Thermal winds 'blow' so as to obey Buys Ballot's Law with cold thicknesses to the left in the NH.

The 'standard' layer through which the thickness (and associated thermal wind component) are calculated in synoptic meteorology is the 500-1000 hPa layer. However, whereas it is possible to calculate the notional 1000 hPa height, even if it is below the msl, things are a little more difficult with thermal wind calculations.

  1. 1000 hPa often in the friction-affected BL (within about 1500 m above local ground level), and the measured wind is backed/reduced as a result, and therefore does not reflect the true gradient at 1000 hPa.
  2. 1000 hPa may be at/below msl, and no meaningful 1000 hPa wind can be measured.
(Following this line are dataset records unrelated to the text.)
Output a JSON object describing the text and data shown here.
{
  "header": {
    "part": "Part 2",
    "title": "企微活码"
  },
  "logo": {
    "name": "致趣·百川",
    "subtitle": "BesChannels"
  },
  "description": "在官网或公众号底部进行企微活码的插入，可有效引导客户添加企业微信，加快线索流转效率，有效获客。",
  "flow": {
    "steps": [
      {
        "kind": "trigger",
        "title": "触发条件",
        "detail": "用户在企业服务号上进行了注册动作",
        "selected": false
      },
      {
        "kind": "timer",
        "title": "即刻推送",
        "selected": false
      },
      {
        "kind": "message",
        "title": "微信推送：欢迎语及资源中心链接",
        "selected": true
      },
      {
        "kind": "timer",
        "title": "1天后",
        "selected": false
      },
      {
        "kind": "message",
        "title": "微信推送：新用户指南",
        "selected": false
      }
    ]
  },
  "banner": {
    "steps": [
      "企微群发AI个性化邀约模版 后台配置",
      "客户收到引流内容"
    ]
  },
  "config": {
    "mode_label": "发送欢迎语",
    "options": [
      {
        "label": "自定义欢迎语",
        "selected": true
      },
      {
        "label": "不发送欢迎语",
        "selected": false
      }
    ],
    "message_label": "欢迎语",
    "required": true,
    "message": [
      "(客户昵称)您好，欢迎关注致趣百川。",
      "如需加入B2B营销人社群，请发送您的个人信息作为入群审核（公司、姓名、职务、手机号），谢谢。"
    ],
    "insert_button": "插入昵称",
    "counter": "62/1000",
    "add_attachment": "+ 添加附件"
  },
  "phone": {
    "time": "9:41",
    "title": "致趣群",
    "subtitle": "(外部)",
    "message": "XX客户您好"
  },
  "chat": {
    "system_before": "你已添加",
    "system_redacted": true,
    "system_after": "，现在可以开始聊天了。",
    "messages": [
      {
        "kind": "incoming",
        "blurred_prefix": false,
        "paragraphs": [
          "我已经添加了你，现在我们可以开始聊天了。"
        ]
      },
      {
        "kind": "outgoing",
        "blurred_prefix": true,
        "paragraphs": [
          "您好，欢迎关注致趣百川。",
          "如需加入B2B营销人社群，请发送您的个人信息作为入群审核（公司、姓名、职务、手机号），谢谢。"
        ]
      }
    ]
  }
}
The lower level wind is often replaced by the 925 hPa or 900 hPa wind, or even the 850 hPa wind if these are not available. However, in these cases, care needs to be exercised when using such thermals alongside the accompanying thickness plots.


Because low level winds in a developmental (mid-latitude) situation are much less than those at jet levels, from the definition of the TWC, the polar front jet is really a large-scale hemispheric thermal wind -- blowing in response to large scale changes in distribution of air of differing temperature -- i.e. air mass discontinuities. Change the arrangement of the blocks of warm and cold air, and you change the direction, and strength, of the upper level jet. This is why, for example, study of sea surface temperature anomalies are important for long-term climate change.